We most commonly found morels, chantarelles, and porcini mushrooms when we foraged with Papou, but I always liked the simplicity of white button and cremini mushrooms – as a child they seemed exotic to me, because they were popular in American cuisine… in hindsight, I realize how lucky I was to be exposed to such deliciously unique mushrooms at an early age.
As a chef, what’s so extraordinary about mushrooms is the unbelievable variety in shapes, textures, and flavors that can be experienced and elicited to create rich, deep, savory flavors full of umami (the fifth taste), thanks to the presence of a specific amino acid known as glutamate, which is also found in other savory foods like meat, fish, cheese, and others.
Depending on the variety used, and the way they are prepared, mushrooms have a mutable ability to both showcase their own unique flavor profile, as well as marry with the ingredients with which they are paired. Additionally, not all mushrooms are created equal – while the caps are usually the prime edible structure of the fungus, depending on the type, some mushrooms can be consumed in full, stems and all; for others, the stem is too fibrous and woody, and should be used solely for stocks, or sometimes not at all.
Fun with Fungi
Here’s a list of the most popular and accessible mushroom varieties with their qualities and potential applications:
- White Button: perhaps the most ubiquitous and most easily accessible mushrooms, they are mild in flavor with a light earthy essence; the stems are soft and consumable.
Cremini: the second most popular and accessible variety, these are the same species as White Buttons, but more mature, with a deeper – yet still mild – earthy flavor. Often referred to as ‘baby bellos’, the are great for building sauces and stocks, with soft, edible stems.
- Portobello: known for their versatility as a ‘meat substitute’, these are the most mature variety of the same species as White Button and Cremini mushrooms. Portobellos have a very earthy, hearty flavor, that pairs well with almost any flavor profile.
- Morel: cone-like in shape, and spongey in texture, morels are a culinary treasure. A truly savory flavor profile, Morel mushrooms are both delicious and nutritious.
- Oyster: named for a beautiful gift from the sea, Oyster mushrooms have a delicate, briny flavor to them, reminiscent of seafood when cooked. They come in different ‘colors’ such as pink and yellow, all with their own flavor profiles – truly a unique variety!
- Porcini: due to the difficulty in finding fresh porcinis, many culinarians often use the dried version of these succulent mushrooms to infuse an intense, umami flavor full of woodsy aromatics into many dishes.

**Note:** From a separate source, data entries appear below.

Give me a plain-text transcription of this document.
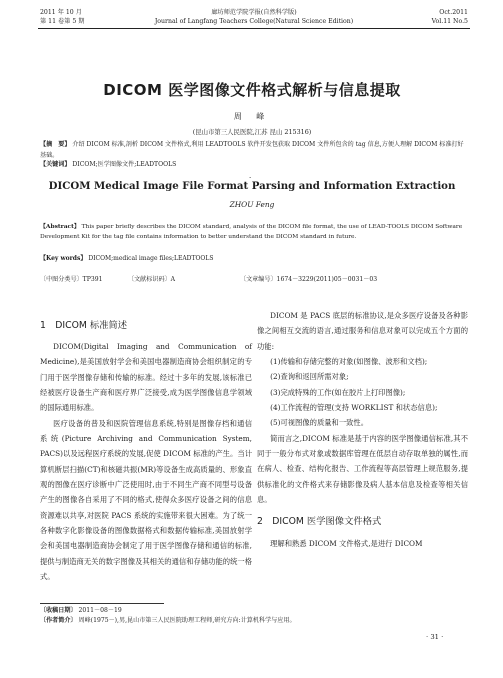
2011 年 10 月
第 11 卷第 5 期
廊坊师范学院学报(自然科学版)
Journal of Langfang Teachers College(Natural Science Edition)
Oct.2011
Vol.11 No.5
DICOM 医学图像文件格式解析与信息提取
周 峰
(昆山市第三人民医院,江苏 昆山 215316)
【摘　要】 介绍 DICOM 标准,剖析 DICOM 文件格式,利用 LEADTOOLS 软件开发包获取 DICOM 文件所包含的 tag 信息,方便人理解 DICOM 标准打好基础。
【关键词】 DICOM;医学图像文件;LEADTOOLS
·
DICOM Medical Image File Format Parsing and Information Extraction
ZHOU Feng
【Abstract】 This paper briefly describes the DICOM standard, analysis of the DICOM file format, the use of LEAD-TOOLS DICOM Software Development Kit for the tag file contains information to better understand the DICOM standard in future.
【Key words】 DICOM;medical image files;LEADTOOLS
〔中图分类号〕TP391	〔文献标识码〕A	〔文章编号〕1674－3229(2011)05－0031－03
1　DICOM 标准简述

DICOM(Digital Imaging and Communication of Medicine),是美国放射学会和美国电器制造商协会组织制定的专门用于医学图像存储和传输的标准。经过十多年的发展,该标准已经被医疗设备生产商和医疗界广泛接受,成为医学图像信息学领域的国际通用标准。

医疗设备的普及和医院管理信息系统,特别是图像存档和通信系统(Picture Archiving and Communication System, PACS)以及远程医疗系统的发展,促使 DICOM 标准的产生。当计算机断层扫描(CT)和核磁共振(MR)等设备生成高质量的、形象直观的图像在医疗诊断中广泛使用时,由于不同生产商不同型号设备产生的图像各自采用了不同的格式,使得众多医疗设备之间的信息资源难以共享,对医院 PACS 系统的实施带来很大困难。为了统一各种数字化影像设备的图像数据格式和数据传输标准,美国放射学会和美国电器制造商协会制定了用于医学图像存储和通信的标准,提供与制造商无关的数字图像及其相关的通信和存储功能的统一格式。

DICOM 是 PACS 底层的标准协议,是众多医疗设备及各种影像之间相互交流的语言,通过服务和信息对象可以完成五个方面的功能:

(1)传输和存储完整的对象(如图像、波形和文档);

(2)查询和返回所需对象;

(3)完成特殊的工作(如在胶片上打印图像);

(4)工作流程的管理(支持 WORKLIST 和状态信息);

(5)可视图像的质量和一致性。

简而言之,DICOM 标准是基于内容的医学图像通信标准,其不同于一般分布式对象或数据库管理在低层自动存取单独的属性,而在病人、检查、结构化报告、工作流程等高层管理上规范服务,提供标准化的文件格式来存储影像及病人基本信息及检查等相关信息。

2　DICOM 医学图像文件格式

理解和熟悉 DICOM 文件格式,是进行 DICOM

〔收稿日期〕 2011－08－19
〔作者简介〕 周峰(1975－),男,昆山市第三人民医院助理工程师,研究方向:计算机科学与应用。
· 31 ·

Shiitake: whether fresh or dried, these mushrooms have a depthy umami flavor, with a hint of aromatic smokiness, making them a great addition and/or complement to any dish. The stems are very fibrous and woody, which make them ideal for sauce building and stocks, but not for consumption.
- Chanterelle: much like their name, these golden mushrooms are beautiful and delicate, with a slight ‘apricot’-esque essence. Firm in nature, these are a fantastic addition to dishes where their beautiful color and flavor can shine.
This is just a sliver of mushrooms widely available in the market – there are hundreds of other varieties such as Lion’s Mane (which I cooked at Dirfis Mushrooms in Evia, Greece for The Life of Loi), Hen of the Woods, Enoki, Beech, King Trumpet, Lobster, King Oyster, Black Trumpet, Hedgehog, and countless others that are all edible and accessible, depending on where you’re foraging or shopping, and all of them with their own unique flavors, textures, and characteristics.
So remember to always make room for mush-rooms – after all, who doesn’t love a fungi in the kitchen?! Kalí órexi! Enjoy your meal!